Around 1.6 million businesses have used the government-guaranteed pandemic loans, more than a quarter of all small and medium-sized businesses in the UK.
In the last month alone, more than £ 2 billion has been borrowed under the four loan schemes.
From April 6, the government will operate a new recovery loan program this will secure 80 percent of a bank loan of up to £ 10million.
But business leaders have warned that businesses may be deterred from using the new system because of the use of personal guarantees and the likelihood of much higher interest rates than previous rebound bank loans.
The BoE said it expects banks to make full use of their balance sheets to continue supporting businesses throughout the recovery.
“As government-backed loan guarantee schemes are scaled back, it is in the collective interest of banks to continue supporting viable and productive businesses,” the BoE said.
Reducing lending to preserve balance sheet strength “would have a negative effect on the economy and could therefore have an even more negative effect on banks’ capital ratios,” he added.

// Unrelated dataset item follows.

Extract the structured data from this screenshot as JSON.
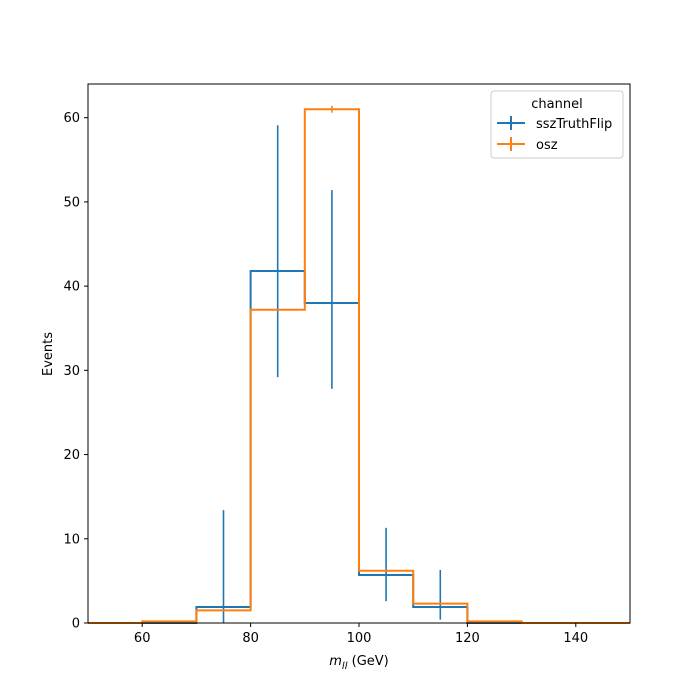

The report states that the banking system has sufficient capacity “even though the economic performance is considerably worse than what is currently expected”. UK lenders’ overall Tier 1 capital ratio stood at 16.2% at the end of December, well above the minimum requirements.
David Postings, managing director of UK Finance, the banking lobby group, said banks have provided unprecedented support to businesses throughout the pandemic and will continue to do so.
“Banks and lenders have the capital and liquidity to support the demand for financing, and many companies have excess deposits over loans,” Postings added.
“The banking and financial sector is determined to play its full role in helping to restore the UK economy to sustainable growth.”